From today, you and members of  your households can relax in the park, sunbathe, go for a picnic and go fishing.

You will also be able to spend time with one member of another household, one-on-one, as long as they adhere to strict social distancing guidelines at all times, staying two metres apart.

Outdoor sports facilities can reopen including outdoor tennis courts, golf clubs and basketball courts meaning that people can play a greater range of sport.

You can either take part in sports alone, with your household or one other person, while adhering to social distancing.

cycling bikesGuidance that said people could only go out to exercise once a day have also been removed.

Although people will also be able to travel further to enjoy their time outside, the advice remains that everybody should continue to avoid public transport other than for essential journeys.

Therefore, these journeys should only be made by cycling, walking or driving in a private vehicle.

You should check in advance of visiting places like National Parks and beaches to make sure they are prepared for visitors.

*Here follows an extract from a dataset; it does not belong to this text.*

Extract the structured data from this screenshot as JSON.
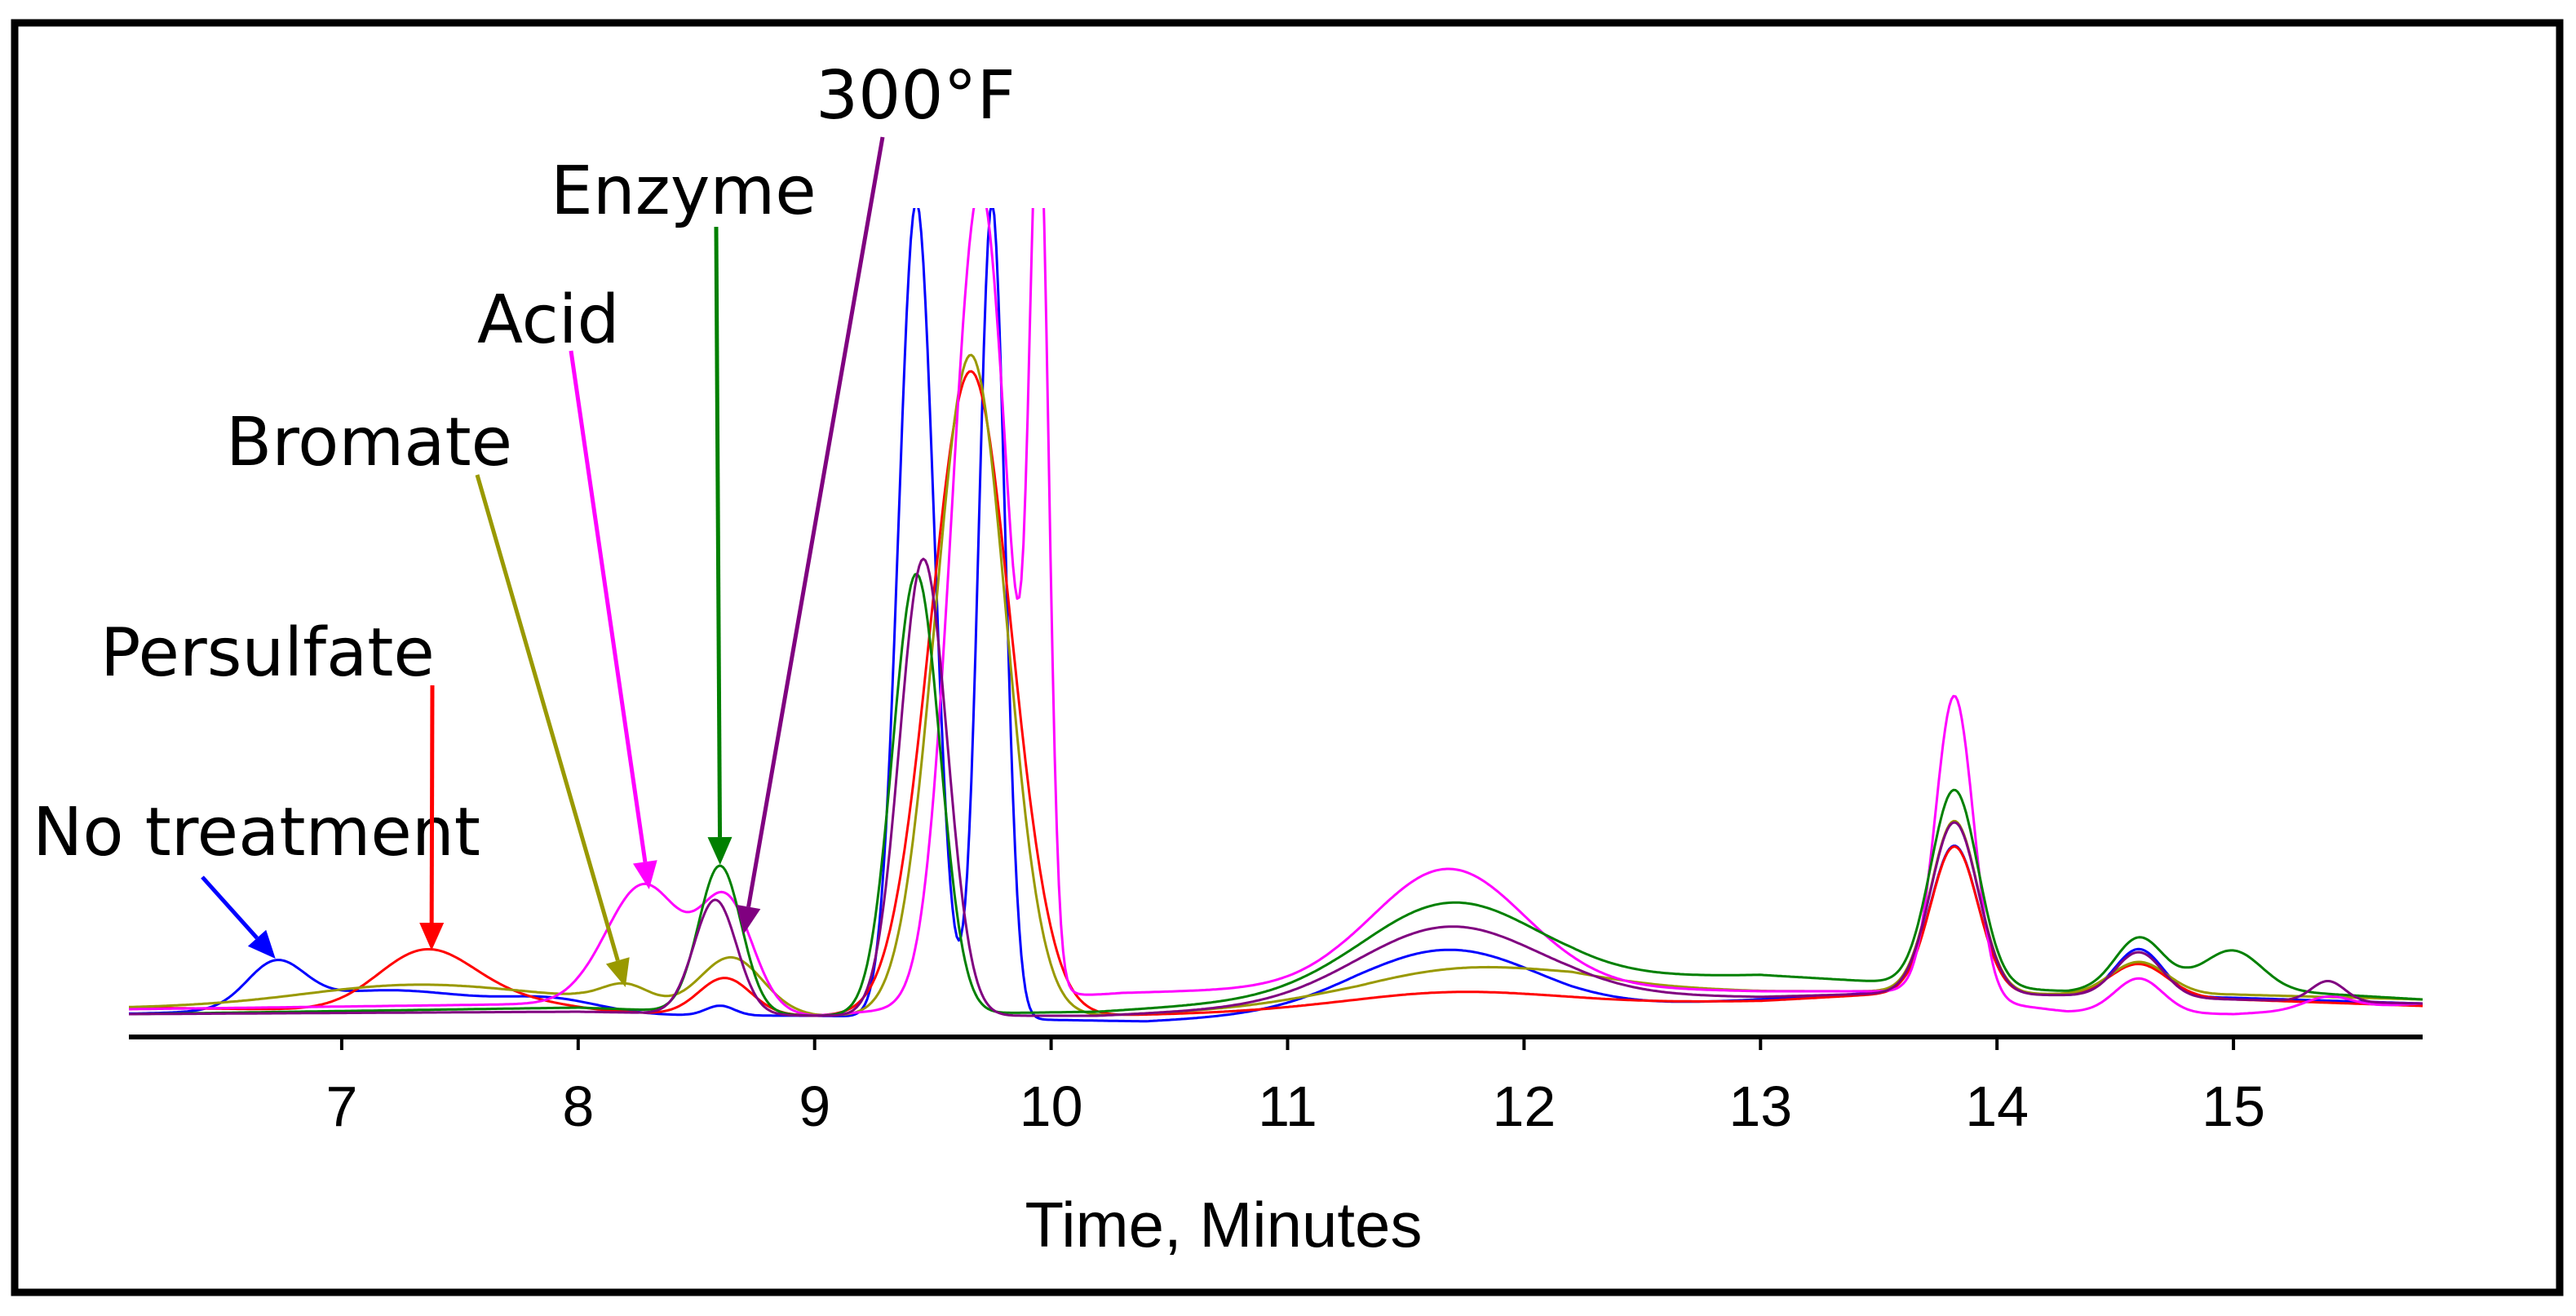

It remains the case that you cannot gather with more than one member of another household for example to play sports.

You also cannot:

  •  go on holiday
  •  visit and stay overnight at a holiday home or second home
  •  visit the homes of friends and family, unless it’s to help a vulnerable person, for medical reasons, or to take a child to another household with whom parental responsibilities are shared

The police will continue to use their common sense, discretion and experience when people are not following the guidelines.

As they have throughout, they will engage, explain, encourage and only as a last resort consider enforcement by way of fixed penalty notice.

Robert Jenrick MP
Local Government Secretary, Robert Jenrick MP, announced the new guidelines today (13 May)

Communities Secretary Rt Hon Robert Jenrick MP said, “Spending time outdoors, exercising or just enjoying the countryside is essential for our physical health and wellbeing.

“The restrictions have impacted everyone, but particularly those without much living space or a garden.

“We want to make life as healthy, bearable and social as possible, whilst controlling the virus and saving lives.

“That is why we have worked to find safe ways to enable more people to spend more time outdoors.”

Culture Secretary Rt Hon Oliver Dowden MP said, “Sport and exercise has huge benefits for our physical and mental health, which is why we need everyone to stay as active as possible.

“Allowing unlimited outdoor exercise will be welcome news to many, but it remains absolutely vital that everyone practices strict social distancing whilst playing sport to keep themselves and others safe.”

National Police Chiefs’ Council Chair Martin Hewitt said, “The efforts of the public mean police officers have rarely had to enforce the Government regulations so far.

“I am confident the vast majority will continue to do their bit and follow guidance in this next stage.

“We are all now able to spend much more time outdoors and each of us need to take responsibility for doing that within the social restrictions set out by the Government.

“Our approach will continue use common sense and discretion, and to engage, explain, encourage and, only as a last resort, enforce.”